A partir de 1906, la Bourse du Travail devient lieu de rassemblement et point de départ de toutes les manifestations. Elle a vécu de belles journées, comme le 9 avril 1911, avec la révolte des vignerons, Gaston Checq haranguant plus de 20.000 manifestants. Deux jours, avant l’entrée de la France dans la première guerre mondiale, le lendemain de l’assassinat de J. Jaurès, 2.500 personnes se retrouvent devant la Bourse pour manifester en faveur de la paix. En 1914, la Bourse accueille la Société d’Etudes et d’application sanitaires de l’Aube, la Société d’Education Familiale, la Mutualité Maternelle de l’Aube, la Société de secours mutuels des bonnetiers de la Ville de Troyes, la Société de Soulagement entre les ouvriers tanneurs, corroyeurs, chamoiseurs, mégissiers et pelletiers de Troyes, la Société de secours mutuels des anciens sous-officiers de l’Aube.

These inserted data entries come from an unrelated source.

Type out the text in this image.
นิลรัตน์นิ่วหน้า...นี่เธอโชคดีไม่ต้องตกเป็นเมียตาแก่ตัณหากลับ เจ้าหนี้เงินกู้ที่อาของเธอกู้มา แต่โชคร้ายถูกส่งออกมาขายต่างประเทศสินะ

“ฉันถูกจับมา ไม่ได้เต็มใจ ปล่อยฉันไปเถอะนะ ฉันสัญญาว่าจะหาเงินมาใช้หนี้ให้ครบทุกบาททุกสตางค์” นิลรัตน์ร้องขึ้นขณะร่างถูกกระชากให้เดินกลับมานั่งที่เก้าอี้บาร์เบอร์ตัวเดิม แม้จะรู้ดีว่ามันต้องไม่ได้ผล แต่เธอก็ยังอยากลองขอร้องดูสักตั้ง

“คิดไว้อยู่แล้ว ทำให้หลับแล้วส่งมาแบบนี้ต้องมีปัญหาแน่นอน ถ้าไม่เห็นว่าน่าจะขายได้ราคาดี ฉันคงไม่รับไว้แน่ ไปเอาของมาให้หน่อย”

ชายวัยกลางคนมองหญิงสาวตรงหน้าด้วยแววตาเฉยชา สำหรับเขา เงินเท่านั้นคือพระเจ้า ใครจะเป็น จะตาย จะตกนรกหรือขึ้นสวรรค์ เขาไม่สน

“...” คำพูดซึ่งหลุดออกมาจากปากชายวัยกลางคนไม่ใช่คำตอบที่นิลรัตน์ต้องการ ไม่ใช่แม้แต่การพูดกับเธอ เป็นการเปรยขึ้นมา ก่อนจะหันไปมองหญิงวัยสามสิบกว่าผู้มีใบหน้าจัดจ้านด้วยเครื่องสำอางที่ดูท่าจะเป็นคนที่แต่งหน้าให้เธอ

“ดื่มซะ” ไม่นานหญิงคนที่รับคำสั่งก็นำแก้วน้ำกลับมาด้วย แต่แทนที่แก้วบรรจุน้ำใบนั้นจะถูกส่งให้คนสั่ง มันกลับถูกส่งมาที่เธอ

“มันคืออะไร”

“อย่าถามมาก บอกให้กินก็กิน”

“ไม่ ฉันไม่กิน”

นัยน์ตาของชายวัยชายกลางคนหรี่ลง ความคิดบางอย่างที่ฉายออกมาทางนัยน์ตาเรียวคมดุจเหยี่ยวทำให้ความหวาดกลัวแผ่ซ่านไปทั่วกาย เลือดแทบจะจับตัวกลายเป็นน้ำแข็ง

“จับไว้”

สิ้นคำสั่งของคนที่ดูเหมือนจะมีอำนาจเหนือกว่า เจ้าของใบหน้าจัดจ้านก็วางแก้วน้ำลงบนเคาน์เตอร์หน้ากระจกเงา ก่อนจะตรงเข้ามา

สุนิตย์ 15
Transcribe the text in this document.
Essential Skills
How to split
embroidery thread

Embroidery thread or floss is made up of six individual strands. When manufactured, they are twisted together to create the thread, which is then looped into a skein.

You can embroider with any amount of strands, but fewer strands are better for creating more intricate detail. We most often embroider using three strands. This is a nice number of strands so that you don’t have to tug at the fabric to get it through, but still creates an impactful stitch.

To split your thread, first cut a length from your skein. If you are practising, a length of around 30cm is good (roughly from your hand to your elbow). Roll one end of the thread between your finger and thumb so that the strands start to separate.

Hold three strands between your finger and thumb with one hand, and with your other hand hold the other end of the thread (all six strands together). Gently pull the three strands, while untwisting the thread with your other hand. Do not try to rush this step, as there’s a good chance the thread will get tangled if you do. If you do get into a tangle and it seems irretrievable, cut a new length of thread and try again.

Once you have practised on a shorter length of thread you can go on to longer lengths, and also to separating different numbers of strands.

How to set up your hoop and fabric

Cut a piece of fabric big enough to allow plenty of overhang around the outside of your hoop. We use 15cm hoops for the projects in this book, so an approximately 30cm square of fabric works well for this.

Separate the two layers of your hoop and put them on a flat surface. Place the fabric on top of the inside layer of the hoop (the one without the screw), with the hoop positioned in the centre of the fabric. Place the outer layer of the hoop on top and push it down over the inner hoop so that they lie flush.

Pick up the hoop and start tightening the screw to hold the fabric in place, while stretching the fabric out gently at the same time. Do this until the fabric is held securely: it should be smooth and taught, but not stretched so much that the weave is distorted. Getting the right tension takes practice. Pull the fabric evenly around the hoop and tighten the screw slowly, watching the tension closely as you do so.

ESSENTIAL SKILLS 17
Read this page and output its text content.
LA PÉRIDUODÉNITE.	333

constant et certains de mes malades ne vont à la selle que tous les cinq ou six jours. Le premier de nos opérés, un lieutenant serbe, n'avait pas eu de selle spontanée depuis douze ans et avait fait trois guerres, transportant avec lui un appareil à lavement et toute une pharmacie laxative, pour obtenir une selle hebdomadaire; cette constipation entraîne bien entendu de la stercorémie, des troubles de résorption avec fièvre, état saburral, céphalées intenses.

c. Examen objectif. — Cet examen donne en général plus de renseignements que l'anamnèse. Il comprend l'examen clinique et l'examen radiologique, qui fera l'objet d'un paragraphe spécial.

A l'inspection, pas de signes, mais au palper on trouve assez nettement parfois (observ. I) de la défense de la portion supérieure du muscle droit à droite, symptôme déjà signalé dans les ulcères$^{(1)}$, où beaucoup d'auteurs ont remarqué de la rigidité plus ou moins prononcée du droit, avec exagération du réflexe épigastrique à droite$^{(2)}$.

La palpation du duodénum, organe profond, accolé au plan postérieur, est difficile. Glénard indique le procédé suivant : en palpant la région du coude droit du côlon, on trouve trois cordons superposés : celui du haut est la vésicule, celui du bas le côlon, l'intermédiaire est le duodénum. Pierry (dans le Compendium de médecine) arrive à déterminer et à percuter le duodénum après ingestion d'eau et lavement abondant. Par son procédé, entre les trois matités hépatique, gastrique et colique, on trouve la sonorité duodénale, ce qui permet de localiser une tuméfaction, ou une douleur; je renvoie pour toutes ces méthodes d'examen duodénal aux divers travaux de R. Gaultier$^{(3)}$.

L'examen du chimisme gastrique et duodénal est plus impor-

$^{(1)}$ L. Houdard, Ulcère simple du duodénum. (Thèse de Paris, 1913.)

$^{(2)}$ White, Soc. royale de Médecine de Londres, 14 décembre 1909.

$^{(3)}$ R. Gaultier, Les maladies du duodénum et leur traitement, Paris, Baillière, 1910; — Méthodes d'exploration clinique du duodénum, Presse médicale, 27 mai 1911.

En 1932, une salle des fêtes est installée au 1er étage, avec une scène, où de nombreuses pièces sont jouées, avec des galas de boxe, des expositions de fleurs, de peintures… La Bourse sert aussi aux meetings politiques, des hauts parleurs retransmettant place Jean Jaurès des débats très vifs, avec des ténors comme le député André Mutter.

 

En 2006, la municipalité décide la reconversion de la Bourse du Travail, dans son projet de requalification et de redynamisation du centre-ville. Le nouveau projet municipal a, selon le maire François Baroin, l'ambition : « d'apporter un véritable contenu économique à cette opération, en développant une offre commerciale forte et cohérente pour conforter l'attractivité commerciale du centre ville ».

 

La presse du 18 octobre 2014 titre : « Bourse du Travail : tout est à refaire » ! Lors du Conseil municipal du 17, la Municipalité informe que l'aménageur Frey s'est retiré de ce projet. Le maire François Baroin réaffirme sa volonté de trouver une issue dans les meilleurs délais : « Nous avons des projets, nous avons l'intention et nous réussirons sur la Bourse du travail ».

En juillet 2017, alors que des ouvriers creusent une saignée dans le jardin de la Bourse du Travail, des morceaux de 2 statues, dont 2 têtes ont été reconstituées, sont mise à jour. Elles portent des marques de dorure et de polychrome, et semblent dater du XVI° siècle.


       Enfin, en septembre 2018, après de nombreuses péripéties, compromis et négociations, le permis de construire est accepté. Eric Peters, Nicolas Pierre, Grégory et Michel Dufau peuvent enfin enclencher la phase travaux de la Bourse du Travail.